L’épargne préférée des Français pourrait bientôt connaître une évolution majeure. Le gouvernement étudie actuellement une mesure qui ferait bondir le plafond du placement le plus populaire de l’Hexagone. Cette proposition, encore soumise à arbitrage, divise déjà le monde financier et bancaire.
Un relèvement de plus de 7 000 euros envisagé
L’exécutif envisage de faire grimper le plafond du Livret A de 22 950 euros à 30 000 euros. Cette augmentation substantielle vise à collecter davantage d’épargne populaire sans créer de nouvelle fiscalité.
Les fonds supplémentaires ainsi récoltés financeraient des projets liés à l’adaptation au changement climatique. Le logement social bénéficierait également de cette manne financière accrue.
Monique Barbut, ministre de la Transition écologique, défend cette initiative : « Ce n’est pas une taxe […] ». Le gouvernement présente cette mesure comme un moyen d’augmenter les capacités d’investissement écologique sans alourdir la pression fiscale.

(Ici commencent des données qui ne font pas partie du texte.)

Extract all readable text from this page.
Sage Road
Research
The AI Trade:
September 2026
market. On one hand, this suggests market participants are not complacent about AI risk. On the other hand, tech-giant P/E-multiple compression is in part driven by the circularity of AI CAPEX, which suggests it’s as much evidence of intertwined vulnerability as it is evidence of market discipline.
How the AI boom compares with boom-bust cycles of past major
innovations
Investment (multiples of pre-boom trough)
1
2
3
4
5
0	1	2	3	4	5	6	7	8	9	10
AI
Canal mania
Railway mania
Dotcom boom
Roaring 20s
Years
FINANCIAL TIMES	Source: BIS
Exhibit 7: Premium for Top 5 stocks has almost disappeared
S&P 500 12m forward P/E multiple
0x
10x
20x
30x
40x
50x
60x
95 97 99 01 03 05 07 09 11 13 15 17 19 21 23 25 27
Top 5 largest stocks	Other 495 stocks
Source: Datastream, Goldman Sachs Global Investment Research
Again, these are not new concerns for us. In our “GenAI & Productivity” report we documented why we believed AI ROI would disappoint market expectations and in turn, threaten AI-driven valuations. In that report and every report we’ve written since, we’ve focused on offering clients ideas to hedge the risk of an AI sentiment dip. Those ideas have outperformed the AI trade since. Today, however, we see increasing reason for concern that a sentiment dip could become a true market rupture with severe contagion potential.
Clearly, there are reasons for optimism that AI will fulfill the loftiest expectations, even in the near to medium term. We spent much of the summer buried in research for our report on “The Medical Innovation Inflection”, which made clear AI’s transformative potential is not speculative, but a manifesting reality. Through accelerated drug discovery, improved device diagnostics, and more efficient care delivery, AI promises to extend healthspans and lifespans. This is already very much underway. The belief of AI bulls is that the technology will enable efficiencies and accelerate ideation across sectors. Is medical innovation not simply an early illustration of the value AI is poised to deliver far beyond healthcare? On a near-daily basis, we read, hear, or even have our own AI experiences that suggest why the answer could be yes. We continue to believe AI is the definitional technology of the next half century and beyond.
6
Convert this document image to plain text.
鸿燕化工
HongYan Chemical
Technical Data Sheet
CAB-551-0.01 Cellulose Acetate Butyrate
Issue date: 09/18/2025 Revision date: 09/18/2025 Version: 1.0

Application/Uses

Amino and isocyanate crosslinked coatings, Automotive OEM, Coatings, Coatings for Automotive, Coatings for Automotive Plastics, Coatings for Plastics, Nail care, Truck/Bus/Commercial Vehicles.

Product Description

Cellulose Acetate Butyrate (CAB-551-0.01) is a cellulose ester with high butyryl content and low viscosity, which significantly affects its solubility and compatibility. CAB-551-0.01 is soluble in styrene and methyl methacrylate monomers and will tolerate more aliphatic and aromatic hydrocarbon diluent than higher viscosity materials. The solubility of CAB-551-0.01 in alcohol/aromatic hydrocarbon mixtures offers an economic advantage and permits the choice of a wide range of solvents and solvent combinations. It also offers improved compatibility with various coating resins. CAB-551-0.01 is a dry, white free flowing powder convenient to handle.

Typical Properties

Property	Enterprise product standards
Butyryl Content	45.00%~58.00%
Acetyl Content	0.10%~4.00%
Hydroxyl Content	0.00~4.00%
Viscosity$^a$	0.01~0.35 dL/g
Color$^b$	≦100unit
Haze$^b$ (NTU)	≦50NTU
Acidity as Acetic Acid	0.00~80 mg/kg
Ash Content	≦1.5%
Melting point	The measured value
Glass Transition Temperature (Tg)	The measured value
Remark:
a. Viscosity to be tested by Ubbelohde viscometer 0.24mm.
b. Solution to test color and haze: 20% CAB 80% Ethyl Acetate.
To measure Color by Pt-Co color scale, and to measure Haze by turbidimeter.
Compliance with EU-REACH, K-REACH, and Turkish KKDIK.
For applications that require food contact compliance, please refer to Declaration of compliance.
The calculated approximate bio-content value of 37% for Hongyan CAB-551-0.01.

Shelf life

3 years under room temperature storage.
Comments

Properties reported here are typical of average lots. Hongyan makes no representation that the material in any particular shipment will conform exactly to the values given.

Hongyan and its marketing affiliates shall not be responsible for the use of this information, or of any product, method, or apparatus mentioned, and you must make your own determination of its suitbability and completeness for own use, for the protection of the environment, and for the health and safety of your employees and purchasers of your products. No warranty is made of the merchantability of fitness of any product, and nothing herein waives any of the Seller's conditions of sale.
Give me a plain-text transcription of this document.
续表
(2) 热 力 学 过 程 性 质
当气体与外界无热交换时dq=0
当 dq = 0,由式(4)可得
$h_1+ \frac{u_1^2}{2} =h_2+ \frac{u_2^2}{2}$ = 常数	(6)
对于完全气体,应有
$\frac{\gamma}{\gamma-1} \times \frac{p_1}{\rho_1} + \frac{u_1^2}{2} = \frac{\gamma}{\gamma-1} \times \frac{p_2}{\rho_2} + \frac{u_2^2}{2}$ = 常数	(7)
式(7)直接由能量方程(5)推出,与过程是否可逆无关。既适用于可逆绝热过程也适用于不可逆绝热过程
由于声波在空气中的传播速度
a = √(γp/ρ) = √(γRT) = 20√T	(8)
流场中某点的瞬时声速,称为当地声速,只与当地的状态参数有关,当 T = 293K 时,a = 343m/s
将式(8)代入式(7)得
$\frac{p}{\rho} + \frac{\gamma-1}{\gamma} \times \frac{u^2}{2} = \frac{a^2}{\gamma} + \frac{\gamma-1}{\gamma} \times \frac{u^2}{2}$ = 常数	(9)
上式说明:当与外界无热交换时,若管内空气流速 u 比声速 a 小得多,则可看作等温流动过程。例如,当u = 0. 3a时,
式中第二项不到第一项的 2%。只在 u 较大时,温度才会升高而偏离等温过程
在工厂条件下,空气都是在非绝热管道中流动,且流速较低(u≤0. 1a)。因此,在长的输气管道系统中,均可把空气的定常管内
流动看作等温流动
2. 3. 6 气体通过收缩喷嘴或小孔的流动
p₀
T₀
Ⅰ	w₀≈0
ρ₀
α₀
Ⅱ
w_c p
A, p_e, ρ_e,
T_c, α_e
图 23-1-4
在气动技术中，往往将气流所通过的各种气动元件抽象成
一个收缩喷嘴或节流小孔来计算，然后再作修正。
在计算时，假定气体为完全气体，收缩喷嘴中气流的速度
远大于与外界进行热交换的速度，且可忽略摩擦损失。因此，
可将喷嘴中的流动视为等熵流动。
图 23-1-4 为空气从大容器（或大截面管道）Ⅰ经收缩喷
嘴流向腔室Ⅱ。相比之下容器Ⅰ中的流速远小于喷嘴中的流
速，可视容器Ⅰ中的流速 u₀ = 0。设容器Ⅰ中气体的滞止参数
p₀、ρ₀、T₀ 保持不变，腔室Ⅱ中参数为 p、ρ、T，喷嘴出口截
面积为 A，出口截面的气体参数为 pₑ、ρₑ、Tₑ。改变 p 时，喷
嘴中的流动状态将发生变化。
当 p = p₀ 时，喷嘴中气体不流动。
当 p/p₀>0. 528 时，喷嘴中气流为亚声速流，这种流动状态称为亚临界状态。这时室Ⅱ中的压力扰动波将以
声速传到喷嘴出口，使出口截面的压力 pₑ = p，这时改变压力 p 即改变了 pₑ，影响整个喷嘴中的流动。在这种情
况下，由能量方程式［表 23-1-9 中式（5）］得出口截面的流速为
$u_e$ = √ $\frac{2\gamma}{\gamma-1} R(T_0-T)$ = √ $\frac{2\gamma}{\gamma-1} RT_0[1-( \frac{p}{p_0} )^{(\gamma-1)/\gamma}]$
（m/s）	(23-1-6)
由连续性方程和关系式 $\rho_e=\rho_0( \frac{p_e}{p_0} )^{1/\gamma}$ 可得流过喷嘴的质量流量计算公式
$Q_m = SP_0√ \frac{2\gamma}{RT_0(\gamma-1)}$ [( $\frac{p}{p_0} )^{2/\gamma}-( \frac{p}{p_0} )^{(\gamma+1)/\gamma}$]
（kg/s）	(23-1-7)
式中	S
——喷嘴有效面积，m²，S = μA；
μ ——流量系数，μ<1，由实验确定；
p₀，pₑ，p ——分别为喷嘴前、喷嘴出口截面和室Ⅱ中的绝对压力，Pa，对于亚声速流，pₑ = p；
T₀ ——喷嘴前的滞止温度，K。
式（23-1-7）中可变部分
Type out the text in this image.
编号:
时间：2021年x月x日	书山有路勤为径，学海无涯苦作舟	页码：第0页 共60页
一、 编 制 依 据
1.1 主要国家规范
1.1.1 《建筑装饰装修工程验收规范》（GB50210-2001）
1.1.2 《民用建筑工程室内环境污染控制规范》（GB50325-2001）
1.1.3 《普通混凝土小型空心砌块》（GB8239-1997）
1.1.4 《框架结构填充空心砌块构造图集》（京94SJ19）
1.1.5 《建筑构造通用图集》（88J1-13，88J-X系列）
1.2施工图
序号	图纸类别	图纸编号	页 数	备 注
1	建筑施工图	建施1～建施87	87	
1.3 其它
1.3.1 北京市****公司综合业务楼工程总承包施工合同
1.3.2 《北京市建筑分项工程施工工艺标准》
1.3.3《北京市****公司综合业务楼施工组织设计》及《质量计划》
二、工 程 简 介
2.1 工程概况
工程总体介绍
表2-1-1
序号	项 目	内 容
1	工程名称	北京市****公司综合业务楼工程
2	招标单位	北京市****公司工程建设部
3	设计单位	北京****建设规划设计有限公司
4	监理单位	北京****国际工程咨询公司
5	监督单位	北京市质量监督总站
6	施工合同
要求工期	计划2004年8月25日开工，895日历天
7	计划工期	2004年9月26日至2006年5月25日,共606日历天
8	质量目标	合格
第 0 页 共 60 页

Des gains supplémentaires pour les épargnants
Les détenteurs d’un Livret A plein pourraient voir leurs revenus augmenter sensiblement. Avec le nouveau plafond, les intérêts annuels grimperaient à 510 euros, contre 390,15 euros actuellement.
Ce calcul repose sur un taux fictif de 1,7 %. La différence représente un gain supplémentaire d’environ 119,85 euros par an pour ceux qui atteindraient le nouveau plafond.
La règle des quinzaines reste déterminante
Les épargnants qui effectuent des versements en cours d’année doivent garder à l’esprit la fameuse règle des quinzaines. Cette spécificité du Livret A influence le calcul des intérêts selon le moment des dépôts.
Le secteur bancaire monte au créneau
La proposition gouvernementale ne fait pas l’unanimité. La Fédération Française Bancaire manifeste une forte opposition à ce projet qu’elle juge préjudiciable.
Les établissements bancaires redoutent que cette mesure n’entrave le financement de l’économie réelle. Ils craignent un déplacement massif de l’épargne vers ce placement garanti au détriment d’autres produits financiers.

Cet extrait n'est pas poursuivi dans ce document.